Induction of female Sex-lethal RNA splicing in male germ cells: implications for Drosophila germline sex determination.

With a focus on Sex-lethal (Sxl), the master regulator of Drosophila somatic sex determination, we compare the sex determination mechanism that operates in the germline with that in the soma. In both cell types, Sxl is functional in females (2X2A) and nonfunctional in males (1X2A). Somatic cell sex is determined initially by a dose effect of X:A numerator genes on Sxl transcription. Once initiated, the active state of SXL is maintained by a positive autoregulatory feedback loop in which Sxl protein insures its continued synthesis by binding to Sxl pre-mRNA and thereby imposing the productive (female) splicing mode. The gene splicing-necessary factor (snf), which encodes a component of U1 and U2 snRNPs, participates in this RNA splicing control. Here we show that an increase in the dose of snf+ can trigger the female Sxl RNA splicing mode in male germ cells and can feminize triploid intersex (2X3A) germ cells.
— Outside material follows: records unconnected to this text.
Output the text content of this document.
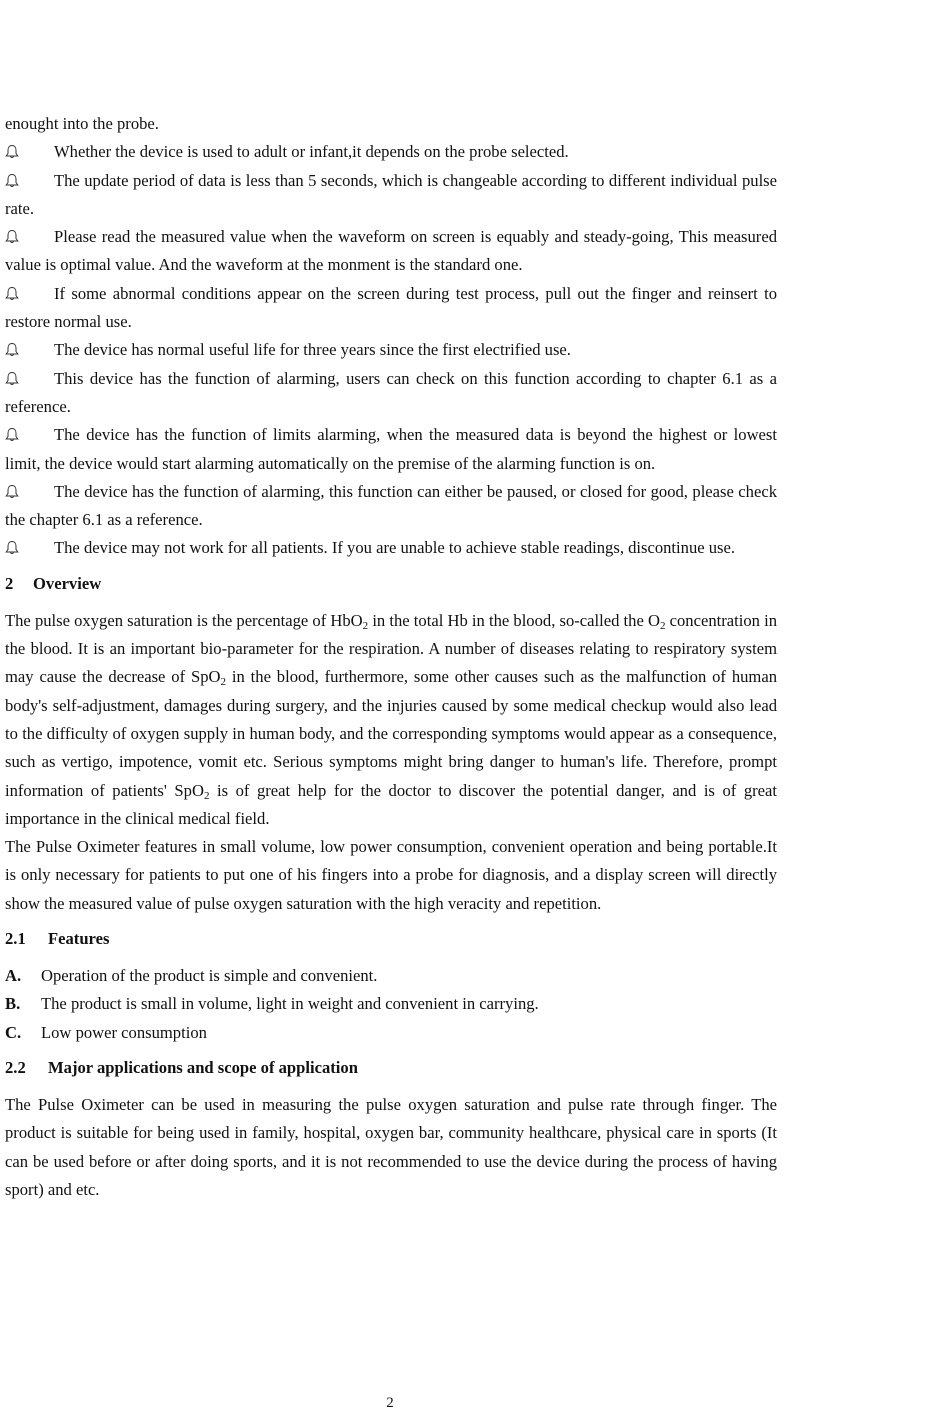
enought into the probe.

Whether the device is used to adult or infant,it depends on the probe selected.

The update period of data is less than 5 seconds, which is changeable according to different individual pulse rate.

Please read the measured value when the waveform on screen is equably and steady-going, This measured value is optimal value. And the waveform at the monment is the standard one.

If some abnormal conditions appear on the screen during test process, pull out the finger and reinsert to restore normal use.

The device has normal useful life for three years since the first electrified use.

This device has the function of alarming, users can check on this function according to chapter 6.1 as a reference.

The device has the function of limits alarming, when the measured data is beyond the highest or lowest limit, the device would start alarming automatically on the premise of the alarming function is on.

The device has the function of alarming, this function can either be paused, or closed for good, please check the chapter 6.1 as a reference.

The device may not work for all patients. If you are unable to achieve stable readings, discontinue use.

2 Overview

The pulse oxygen saturation is the percentage of HbO$_2$ in the total Hb in the blood, so-called the $O_2$ concentration in the blood. It is an important bio-parameter for the respiration. A number of diseases relating to respiratory system may cause the decrease of SpO$_2$ in the blood, furthermore, some other causes such as the malfunction of human body's self-adjustment, damages during surgery, and the injuries caused by some medical checkup would also lead to the difficulty of oxygen supply in human body, and the corresponding symptoms would appear as a consequence, such as vertigo, impotence, vomit etc. Serious symptoms might bring danger to human's life. Therefore, prompt information of patients' SpO$_2$ is of great help for the doctor to discover the potential danger, and is of great importance in the clinical medical field.

The Pulse Oximeter features in small volume, low power consumption, convenient operation and being portable.It is only necessary for patients to put one of his fingers into a probe for diagnosis, and a display screen will directly show the measured value of pulse oxygen saturation with the high veracity and repetition.

2.1 Features
A.	Operation of the product is simple and convenient.
B.	The product is small in volume, light in weight and convenient in carrying.
C.	Low power consumption
2.2 Major applications and scope of application

The Pulse Oximeter can be used in measuring the pulse oxygen saturation and pulse rate through finger. The product is suitable for being used in family, hospital, oxygen bar, community healthcare, physical care in sports (It can be used before or after doing sports, and it is not recommended to use the device during the process of having sport) and etc.

2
These snf+ dose effects are as dramatic as those of X:A numerator genes on Sxl in the soma and qualify snf as a numerator element of the X:A signal for Sxl in the germline. We also show that female-specific regulation of Sxl in the germline involves a positive autoregulatory feedback loop on RNA splicing, as it does in the soma. Neither a phenotypically female gonadal soma nor a female dose of X chromosomes in the germline is essential for the operation of this feedback loop, although a female X-chromosome dose in the germline may facilitate it. Engagement of the Sxl splicing feedback loop in somatic cells invariably imposes female development. In contrast, engagement of the Sxl feedback loop in male germ cells does not invariably disrupt spermatogenesis; nevertheless, it is premature to conclude that Sxl is not a switch gene in germ cells for at least some sex-specific aspects of their differentiation. Ironically, the testis may be an excellent organ in which to study the interactions among regulatory genes such as Sxl, snf, ovo and otu which control female-specific processes in the ovary.[1]